Las dos mujeres me dejan y ocupan su lugar el señor y la niña. Cada uno a un lado.

El hombre me habla en inglés y me pregunta si puede acompañarme y a dónde.

Improviso un sitio. Me acuerdo de que, allí cerca, está el Palau de la Música. Un sitio precioso que, al lado, tiene un banco resguardado del frío y donde da el sol toda la tarde.

A pasitos cortos, vamos avanzando mientras me pregunta cosas como de dónde soy, dónde vivo, quién soy, si he comido algo. La niña me mira con unos ojos grandes que son un interrogante y yo le respondo con mis mejores sonrisas. A las niñas, siempre hay que sonreírles.

Les hablo de mi juventud en Manila, de mi carrera como actor en los Estados Unidos. Me mira con escepticismo cuando nombro a Ava Gardner, Montgomery Clift o Marlon Brando como compañeros de rodaje.

Aunque no lo dice, por su cara adivino que no me cree cuando le digo que este cuerpo, viejo y maltrecho ahora, fue un día digno de portar la banda que acredita al hombre más guapo de mi país. 

Para convencerle, le menciono que, años más tarde, mi hija seguiría mis pasos para convertirse en Miss Filipinas. 

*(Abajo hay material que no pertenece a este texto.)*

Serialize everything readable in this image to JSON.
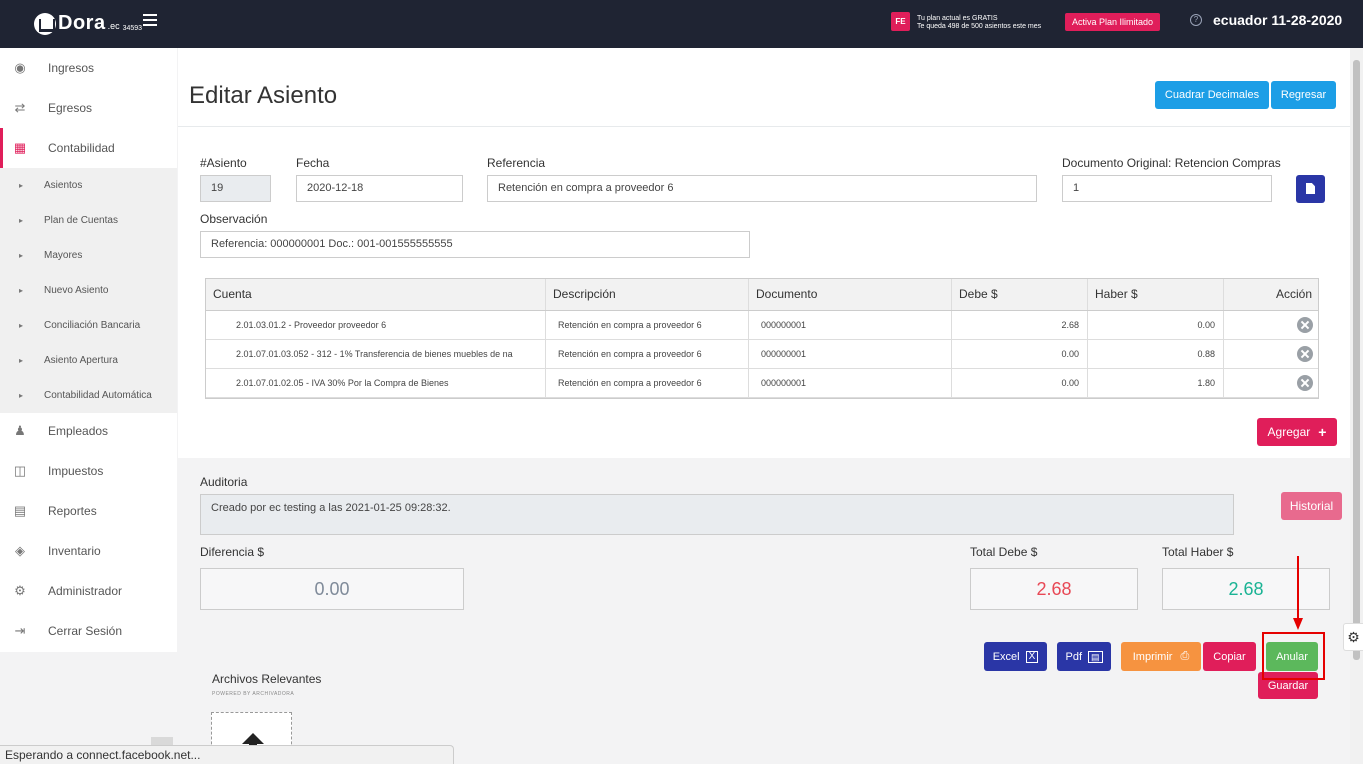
{
  "topbar": {
    "logo_text": "Dora",
    "logo_suffix": ".ec",
    "logo_number": "34593",
    "fe_badge": "FE",
    "plan_line1": "Tu plan actual es GRATIS",
    "plan_line2": "Te queda 498 de 500 asientos este mes",
    "plan_button": "Activa Plan Ilimitado",
    "date_label": "ecuador 11-28-2020"
  },
  "sidebar": {
    "items": [
      {
        "label": "Ingresos",
        "icon": "piggy-bank-icon"
      },
      {
        "label": "Egresos",
        "icon": "transfer-icon"
      },
      {
        "label": "Contabilidad",
        "icon": "calculator-icon"
      },
      {
        "label": "Empleados",
        "icon": "people-icon"
      },
      {
        "label": "Impuestos",
        "icon": "tax-icon"
      },
      {
        "label": "Reportes",
        "icon": "report-icon"
      },
      {
        "label": "Inventario",
        "icon": "boxes-icon"
      },
      {
        "label": "Administrador",
        "icon": "gear-icon"
      },
      {
        "label": "Cerrar Sesión",
        "icon": "logout-icon"
      }
    ],
    "sub_items": [
      "Asientos",
      "Plan de Cuentas",
      "Mayores",
      "Nuevo Asiento",
      "Conciliación Bancaria",
      "Asiento Apertura",
      "Contabilidad Automática"
    ]
  },
  "page": {
    "title": "Editar Asiento",
    "btn_cuadrar": "Cuadrar Decimales",
    "btn_regresar": "Regresar"
  },
  "form": {
    "asiento_label": "#Asiento",
    "asiento_value": "19",
    "fecha_label": "Fecha",
    "fecha_value": "2020-12-18",
    "referencia_label": "Referencia",
    "referencia_value": "Retención en compra a proveedor 6",
    "doc_original_label": "Documento Original: Retencion Compras",
    "doc_original_value": "1",
    "observacion_label": "Observación",
    "observacion_value": "Referencia: 000000001 Doc.: 001-001555555555"
  },
  "table": {
    "headers": [
      "Cuenta",
      "Descripción",
      "Documento",
      "Debe $",
      "Haber $",
      "Acción"
    ],
    "rows": [
      {
        "cuenta": "2.01.03.01.2 - Proveedor proveedor 6",
        "descripcion": "Retención en compra a proveedor 6",
        "documento": "000000001",
        "debe": "2.68",
        "haber": "0.00"
      },
      {
        "cuenta": "2.01.07.01.03.052 - 312 - 1% Transferencia de bienes muebles de na",
        "descripcion": "Retención en compra a proveedor 6",
        "documento": "000000001",
        "debe": "0.00",
        "haber": "0.88"
      },
      {
        "cuenta": "2.01.07.01.02.05 - IVA 30% Por la Compra de Bienes",
        "descripcion": "Retención en compra a proveedor 6",
        "documento": "000000001",
        "debe": "0.00",
        "haber": "1.80"
      }
    ],
    "add_button": "Agregar"
  },
  "auditoria": {
    "label": "Auditoria",
    "text": "Creado por ec testing a las 2021-01-25 09:28:32.",
    "historial_button": "Historial"
  },
  "totals": {
    "diferencia_label": "Diferencia $",
    "diferencia_value": "0.00",
    "debe_label": "Total Debe $",
    "debe_value": "2.68",
    "haber_label": "Total Haber $",
    "haber_value": "2.68",
    "color_debe": "#e84855",
    "color_haber": "#1ab394",
    "color_diferencia": "#7f8a99"
  },
  "actions": {
    "excel": "Excel",
    "pdf": "Pdf",
    "imprimir": "Imprimir",
    "copiar": "Copiar",
    "anular": "Anular",
    "guardar": "Guardar"
  },
  "files": {
    "title": "Archivos Relevantes",
    "subtitle": "POWERED BY ARCHIVADORA"
  },
  "status_bar": "Esperando a connect.facebook.net..."
}
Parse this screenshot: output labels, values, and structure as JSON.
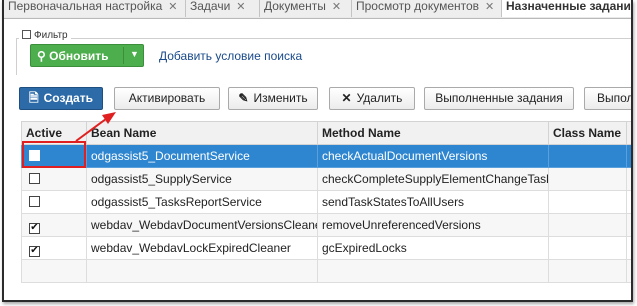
{
  "tabs": [
    {
      "label": "Первоначальная настройка",
      "closable": true,
      "active": false
    },
    {
      "label": "Задачи",
      "closable": true,
      "active": false
    },
    {
      "label": "Документы",
      "closable": true,
      "active": false
    },
    {
      "label": "Просмотр документов",
      "closable": true,
      "active": false
    },
    {
      "label": "Назначенные задания",
      "closable": false,
      "active": true
    }
  ],
  "filter": {
    "legend": "Фильтр",
    "refresh_label": "Обновить",
    "add_condition": "Добавить условие поиска"
  },
  "toolbar": {
    "create": "Создать",
    "activate": "Активировать",
    "edit": "Изменить",
    "delete": "Удалить",
    "completed": "Выполненные задания",
    "more": "Выпол"
  },
  "grid": {
    "columns": [
      "Active",
      "Bean Name",
      "Method Name",
      "Class Name",
      "S"
    ],
    "rows": [
      {
        "active": false,
        "bean": "odgassist5_DocumentService",
        "method": "checkActualDocumentVersions",
        "class": "",
        "selected": true
      },
      {
        "active": false,
        "bean": "odgassist5_SupplyService",
        "method": "checkCompleteSupplyElementChangeTasks",
        "class": "",
        "selected": false
      },
      {
        "active": false,
        "bean": "odgassist5_TasksReportService",
        "method": "sendTaskStatesToAllUsers",
        "class": "",
        "selected": false
      },
      {
        "active": true,
        "bean": "webdav_WebdavDocumentVersionsCleaner",
        "method": "removeUnreferencedVersions",
        "class": "",
        "selected": false
      },
      {
        "active": true,
        "bean": "webdav_WebdavLockExpiredCleaner",
        "method": "gcExpiredLocks",
        "class": "",
        "selected": false
      }
    ]
  },
  "colors": {
    "selection": "#2f86d0",
    "refresh": "#4cae4c",
    "primary": "#2d6aa8",
    "annotation": "#e02020"
  }
}
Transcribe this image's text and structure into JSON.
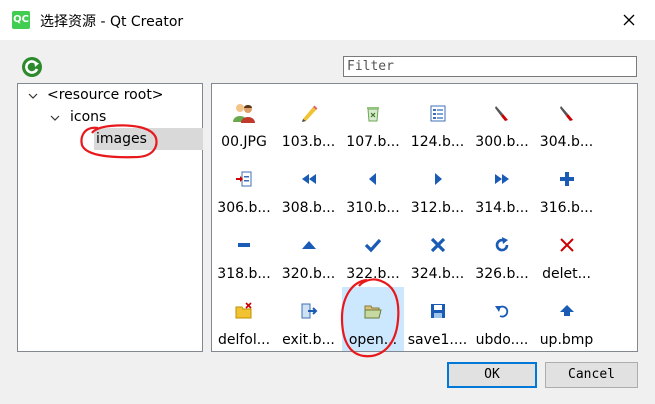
{
  "window": {
    "title": "选择资源 - Qt Creator",
    "logo_text": "QC"
  },
  "filter": {
    "placeholder": "Filter",
    "value": ""
  },
  "tree": {
    "items": [
      {
        "label": "<resource root>"
      },
      {
        "label": "icons"
      },
      {
        "label": "images"
      }
    ]
  },
  "resources": [
    {
      "label": "00.JPG",
      "icon": "people-icon"
    },
    {
      "label": "103.b...",
      "icon": "pencil-icon"
    },
    {
      "label": "107.b...",
      "icon": "recycle-bin-icon"
    },
    {
      "label": "124.b...",
      "icon": "list-icon"
    },
    {
      "label": "300.b...",
      "icon": "brush-icon"
    },
    {
      "label": "304.b...",
      "icon": "brush-icon"
    },
    {
      "label": "306.b...",
      "icon": "import-icon"
    },
    {
      "label": "308.b...",
      "icon": "rewind-icon"
    },
    {
      "label": "310.b...",
      "icon": "arrow-left-icon"
    },
    {
      "label": "312.b...",
      "icon": "arrow-right-icon"
    },
    {
      "label": "314.b...",
      "icon": "fast-forward-icon"
    },
    {
      "label": "316.b...",
      "icon": "plus-icon"
    },
    {
      "label": "318.b...",
      "icon": "minus-icon"
    },
    {
      "label": "320.b...",
      "icon": "arrow-up-icon"
    },
    {
      "label": "322.b...",
      "icon": "checkmark-icon"
    },
    {
      "label": "324.b...",
      "icon": "cross-icon"
    },
    {
      "label": "326.b...",
      "icon": "redo-icon"
    },
    {
      "label": "delet...",
      "icon": "delete-icon"
    },
    {
      "label": "delfol...",
      "icon": "delete-folder-icon"
    },
    {
      "label": "exit.b...",
      "icon": "exit-icon"
    },
    {
      "label": "open...",
      "icon": "open-folder-icon"
    },
    {
      "label": "save1....",
      "icon": "save-icon"
    },
    {
      "label": "ubdo....",
      "icon": "undo-icon"
    },
    {
      "label": "up.bmp",
      "icon": "upload-icon"
    }
  ],
  "buttons": {
    "ok": "OK",
    "cancel": "Cancel"
  }
}
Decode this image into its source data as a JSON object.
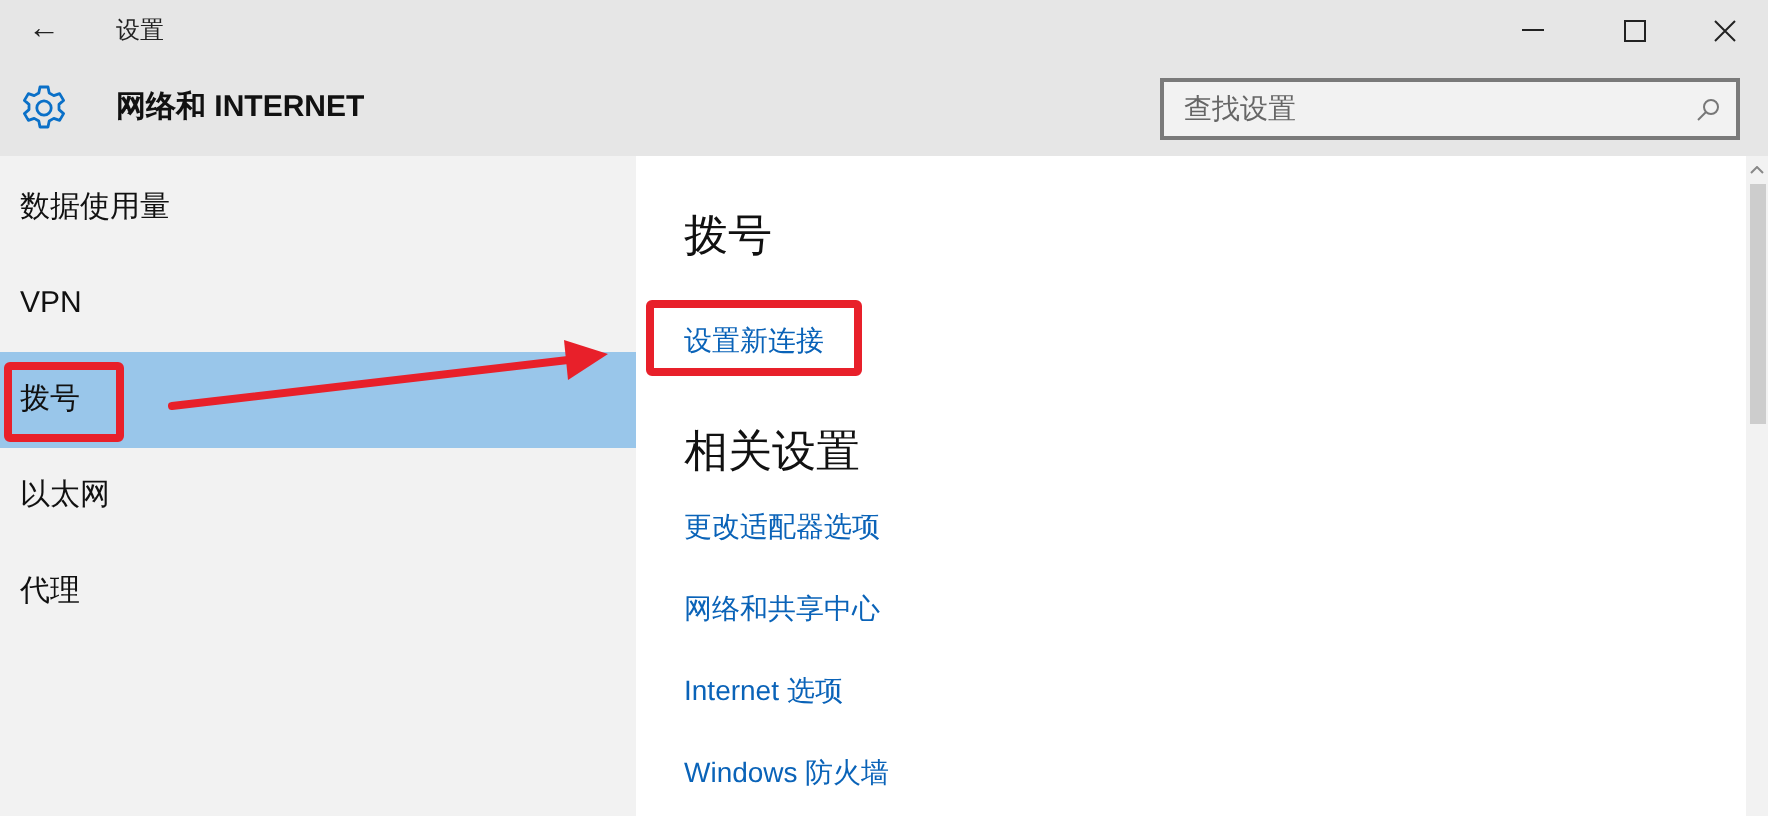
{
  "window": {
    "title": "设置",
    "back": "←"
  },
  "header": {
    "title": "网络和 INTERNET",
    "search": {
      "placeholder": "查找设置"
    }
  },
  "sidebar": {
    "items": [
      {
        "label": "数据使用量",
        "selected": false,
        "highlighted": false
      },
      {
        "label": "VPN",
        "selected": false,
        "highlighted": false
      },
      {
        "label": "拨号",
        "selected": true,
        "highlighted": true
      },
      {
        "label": "以太网",
        "selected": false,
        "highlighted": false
      },
      {
        "label": "代理",
        "selected": false,
        "highlighted": false
      }
    ]
  },
  "content": {
    "sections": [
      {
        "heading": "拨号",
        "links": [
          {
            "label": "设置新连接",
            "highlighted": true
          }
        ]
      },
      {
        "heading": "相关设置",
        "links": [
          {
            "label": "更改适配器选项",
            "highlighted": false
          },
          {
            "label": "网络和共享中心",
            "highlighted": false
          },
          {
            "label": "Internet 选项",
            "highlighted": false
          },
          {
            "label": "Windows 防火墙",
            "highlighted": false
          }
        ]
      }
    ]
  },
  "annotation": {
    "arrow": true
  }
}
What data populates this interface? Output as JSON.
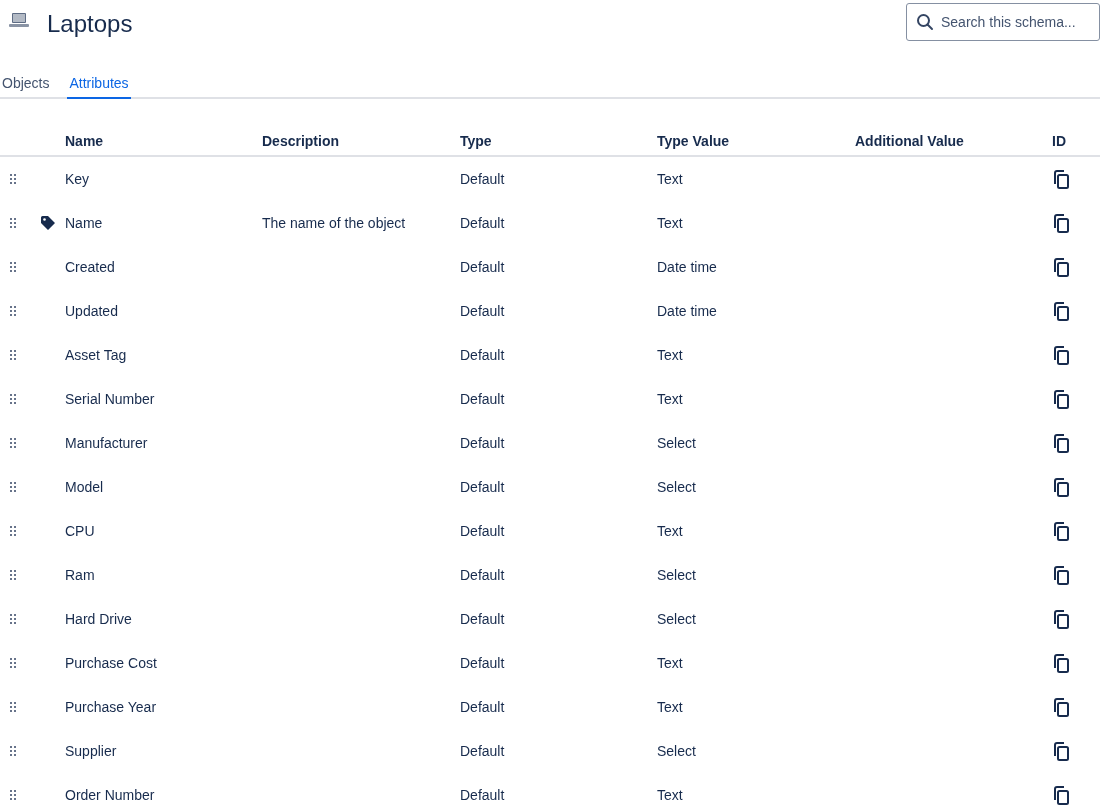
{
  "header": {
    "title": "Laptops",
    "search": {
      "placeholder": "Search this schema..."
    }
  },
  "tabs": [
    {
      "label": "Objects",
      "selected": false
    },
    {
      "label": "Attributes",
      "selected": true
    }
  ],
  "table": {
    "columns": [
      "Name",
      "Description",
      "Type",
      "Type Value",
      "Additional Value",
      "ID"
    ],
    "rows": [
      {
        "name": "Key",
        "label": false,
        "description": "",
        "type": "Default",
        "type_value": "Text"
      },
      {
        "name": "Name",
        "label": true,
        "description": "The name of the object",
        "type": "Default",
        "type_value": "Text"
      },
      {
        "name": "Created",
        "label": false,
        "description": "",
        "type": "Default",
        "type_value": "Date time"
      },
      {
        "name": "Updated",
        "label": false,
        "description": "",
        "type": "Default",
        "type_value": "Date time"
      },
      {
        "name": "Asset Tag",
        "label": false,
        "description": "",
        "type": "Default",
        "type_value": "Text"
      },
      {
        "name": "Serial Number",
        "label": false,
        "description": "",
        "type": "Default",
        "type_value": "Text"
      },
      {
        "name": "Manufacturer",
        "label": false,
        "description": "",
        "type": "Default",
        "type_value": "Select"
      },
      {
        "name": "Model",
        "label": false,
        "description": "",
        "type": "Default",
        "type_value": "Select"
      },
      {
        "name": "CPU",
        "label": false,
        "description": "",
        "type": "Default",
        "type_value": "Text"
      },
      {
        "name": "Ram",
        "label": false,
        "description": "",
        "type": "Default",
        "type_value": "Select"
      },
      {
        "name": "Hard Drive",
        "label": false,
        "description": "",
        "type": "Default",
        "type_value": "Select"
      },
      {
        "name": "Purchase Cost",
        "label": false,
        "description": "",
        "type": "Default",
        "type_value": "Text"
      },
      {
        "name": "Purchase Year",
        "label": false,
        "description": "",
        "type": "Default",
        "type_value": "Text"
      },
      {
        "name": "Supplier",
        "label": false,
        "description": "",
        "type": "Default",
        "type_value": "Select"
      },
      {
        "name": "Order Number",
        "label": false,
        "description": "",
        "type": "Default",
        "type_value": "Text"
      }
    ]
  }
}
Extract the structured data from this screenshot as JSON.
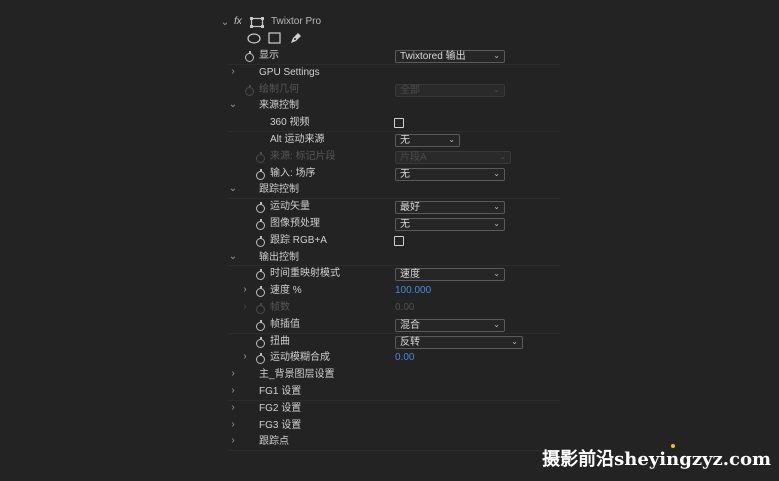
{
  "effect": {
    "fx_label": "fx",
    "name": "Twixtor Pro",
    "mask_tools": [
      "ellipse-mask-icon",
      "rectangle-mask-icon",
      "pen-mask-icon"
    ]
  },
  "rows": {
    "display": {
      "label": "显示",
      "value": "Twixtored 输出"
    },
    "gpu": {
      "label": "GPU Settings"
    },
    "draw_geometry": {
      "label": "绘制几何",
      "value": "全部"
    },
    "source_control": {
      "label": "来源控制"
    },
    "video360": {
      "label": "360 视频"
    },
    "alt_motion": {
      "label": "Alt 运动来源",
      "value": "无"
    },
    "source_clip": {
      "label": "来源: 标记片段",
      "value": "片段A"
    },
    "input_field": {
      "label": "输入: 场序",
      "value": "无"
    },
    "tracking_control": {
      "label": "跟踪控制"
    },
    "motion_vectors": {
      "label": "运动矢量",
      "value": "最好"
    },
    "image_prep": {
      "label": "图像预处理",
      "value": "无"
    },
    "track_rgba": {
      "label": "跟踪 RGB+A"
    },
    "output_control": {
      "label": "输出控制"
    },
    "time_remap": {
      "label": "时间重映射模式",
      "value": "速度"
    },
    "speed": {
      "label": "速度 %",
      "value": "100.000"
    },
    "frames": {
      "label": "帧数",
      "value": "0.00"
    },
    "frame_interp": {
      "label": "帧插值",
      "value": "混合"
    },
    "warping": {
      "label": "扭曲",
      "value": "反转"
    },
    "motion_blur": {
      "label": "运动模糊合成",
      "value": "0.00"
    },
    "main_bg": {
      "label": "主_背景图层设置"
    },
    "fg1": {
      "label": "FG1 设置"
    },
    "fg2": {
      "label": "FG2 设置"
    },
    "fg3": {
      "label": "FG3 设置"
    },
    "track_points": {
      "label": "跟踪点"
    }
  },
  "watermark": "摄影前沿sheyingzyz.com",
  "colors": {
    "background": "#232323",
    "value_blue": "#3f8de0",
    "text": "#cfcfcf",
    "dimmed": "#575757"
  }
}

Llegamos a mi banco favorito y le miento para permitir que su conciencia no sufra: "no te preocupes, en un rato vendrán unos amigos a buscarme para llevarme a casa en coche".

Su hija, que no me entiende, me mira y yo le sonrío de nuevo. A las niñas, siempre.

No sé como agradecerles su amabilidad. Sólo se me ocurre darles pruebas fehacientes de que todos mis relatos son ciertos. 

Le pido un último favor: "abre mi bolsa, a mí me tiemblan demasiado las manos. Saca el canuto de cartón y destápalo. Dentro hay papeles. Ven, dámelos para que te los enseñe."

Delante de sus incrédulos ojos, voy haciendo desfilar mis fotos junto a la Gardner, con Boggart, al lado de Clark Gable. Le muestro fotos de mi hija, preciosa en su vestido azul de gala con la banda de reina cruzando su pecho. 

El golpe final es un retrato mío, en lápiz, de cuando a mis 18 años gané el concurso que me convertía en el joven más bello de Filipinas, el que veía ante sí el más prometedor futuro, el más afortunado.

Veo el papel iluminarse por el brillo de la certeza que desprenden sus miradas.

Sonrío a la niña porque a las niñas, estrecho la mano del hombre y me despido con un gesto y algunas palabras que he aprendido en español.

Les contemplo alejarse por pura cortesía. Si se dan la vuelta, quiero que me vean seguirles atento. 

Tengo hambre y me duele la pierna, pero de eso me ocuparé más tarde. 

Ahora acabo de ver a un joven que suele sentarse en este banco algunas tardes y al que aún no he enseñado mis láminas.